The idea of isolated objects as planets and group objects as members of a population may not hold up in the outer solar system. We think that the Kuiper belt is a population, but they seem to be more widely scattered than the Asteroid belt. The asteroids are not just at the same average distance but are co-orbital within a narrow band. The near earth asteroids and other asteroids that swing inside of that orbit are not considered part of the asteroid belt, IIRC (maybe I'm wrong). It may turn out that there are many large isolated masses beyond Neptune, but if they have wildly variant eccentricities and inclinations can we still consider them part of a population with similar characteristics? Instead of being a belt with the majority of masses being co-planar and co-orbital, it would extend so far in and out and north and south that it is practically a sphere. A definition so vague becomes useless.

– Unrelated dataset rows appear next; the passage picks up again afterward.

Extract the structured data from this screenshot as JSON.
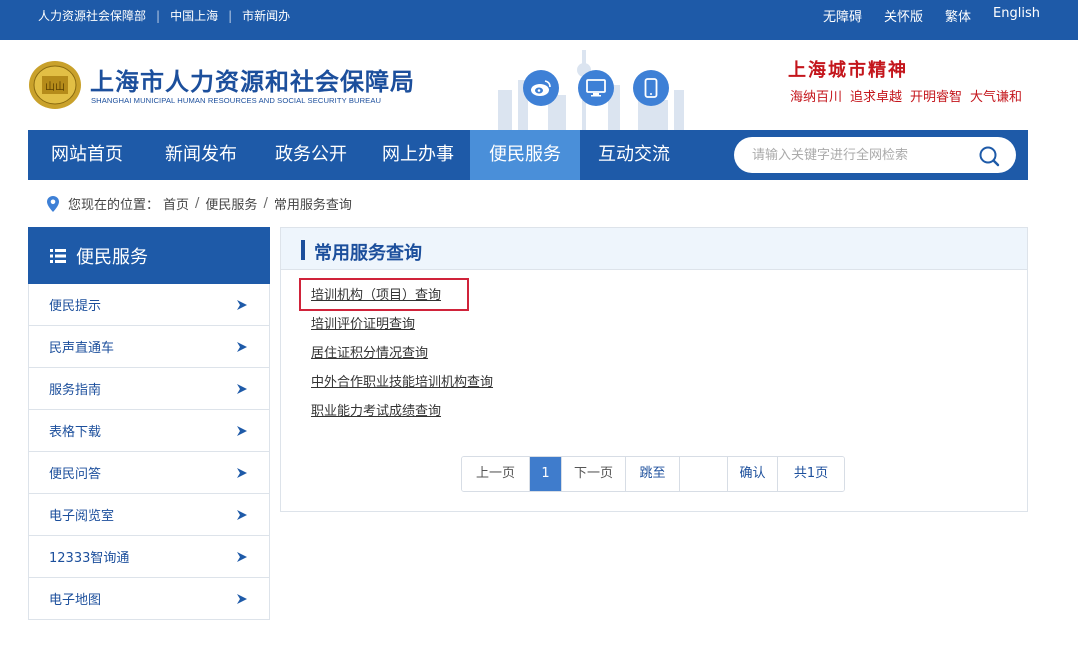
{
  "topbar": {
    "left_links": [
      "人力资源社会保障部",
      "中国上海",
      "市新闻办"
    ],
    "separator": "|",
    "right_links": [
      "无障碍",
      "关怀版",
      "繁体",
      "English"
    ]
  },
  "header": {
    "title": "上海市人力资源和社会保障局",
    "subtitle": "SHANGHAI MUNICIPAL HUMAN RESOURCES AND SOCIAL SECURITY BUREAU",
    "emblem_text": "山山",
    "social_icons": [
      "weibo-icon",
      "desktop-icon",
      "mobile-icon"
    ],
    "spirit_title": "上海城市精神",
    "spirit_words": [
      "海纳百川",
      "追求卓越",
      "开明睿智",
      "大气谦和"
    ]
  },
  "nav": {
    "items": [
      "网站首页",
      "新闻发布",
      "政务公开",
      "网上办事",
      "便民服务",
      "互动交流"
    ],
    "active": "便民服务",
    "search_placeholder": "请输入关键字进行全网检索"
  },
  "breadcrumb": {
    "label": "您现在的位置：",
    "crumbs": [
      "首页",
      "便民服务",
      "常用服务查询"
    ],
    "separator": "/"
  },
  "sidebar": {
    "title": "便民服务",
    "items": [
      "便民提示",
      "民声直通车",
      "服务指南",
      "表格下载",
      "便民问答",
      "电子阅览室",
      "12333智询通",
      "电子地图"
    ]
  },
  "main": {
    "title": "常用服务查询",
    "links": [
      "培训机构（项目）查询",
      "培训评价证明查询",
      "居住证积分情况查询",
      "中外合作职业技能培训机构查询",
      "职业能力考试成绩查询"
    ],
    "highlighted_link": "培训机构（项目）查询",
    "pager": {
      "prev": "上一页",
      "current": "1",
      "next": "下一页",
      "jump": "跳至",
      "jump_value": "",
      "confirm": "确认",
      "total": "共1页"
    }
  },
  "colors": {
    "primary": "#1e5aa8",
    "nav_active": "#4a8fd9",
    "spirit_red": "#c4161c",
    "highlight_red": "#d0233a"
  }
}
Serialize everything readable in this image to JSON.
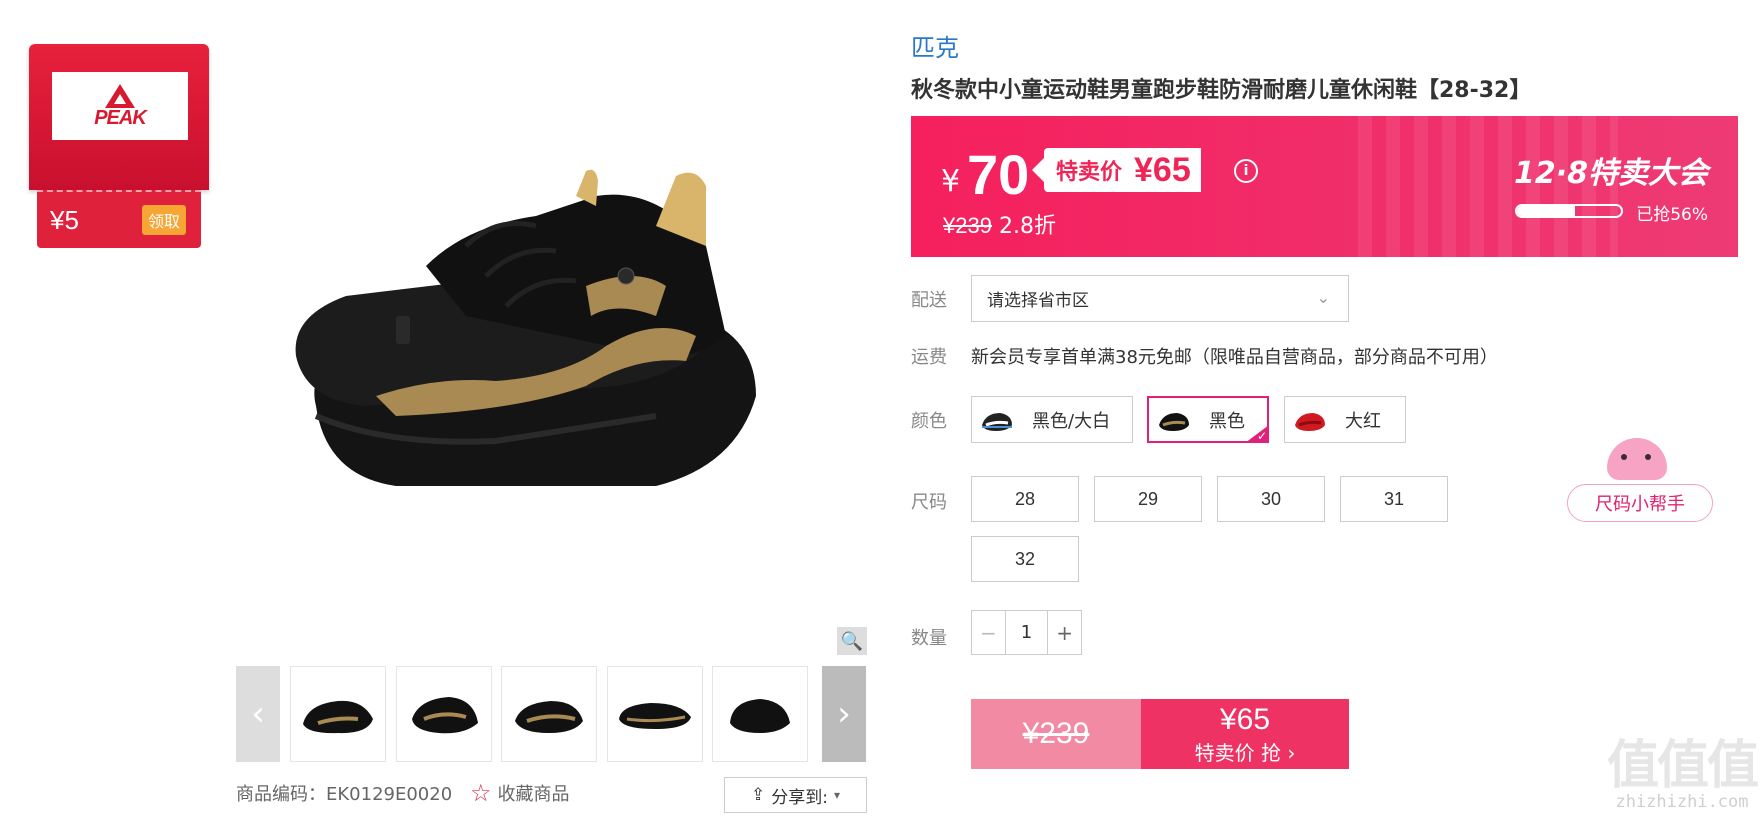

Perhaps we should make a single differentiation between the classic 8 and the rest. From Neptune in the planets are orderly in the same plane and with low eccentricities, with two major subcategories based on composition. These 8 would be the Nuclear or Central Solar system. Everything with eccentricities that take it well beyond neptune and off the ecliptic are part of the Extended Solar System. The classic 8 are the Central (Primary Order) Planets and everything beyond are Extended (Secondary Order) Planets. So now we can keep Pluto as a planet, but make it the first of the new Order. The new discoveries, 2003 UB313, Quaoar, Orcus, would be Second Order Planets. Sedna might be part of a Third Order of Planets if it turns out that the Kuiper belt actually is a distinct population of comet-sized objects.

If you want another definition of planet, perhaps we could claim that a planet is of such a mass and orbit that it can generate a wobble in a G-type star (or m type) equal or greater to the planet's diameter (all things being equal with no other planet's influence). Or maybe earth would not even do that, I'm not sure. But maybe the idea of a planet being a dark object that can gravitationally influence it's primary star is a viable idea.

__________________
"What you think you thought you saw you did not see." Agent J, MiB - Manhatten Bureau

Clearly, planet classification has not been scientific. So, there are nine planets around the sun.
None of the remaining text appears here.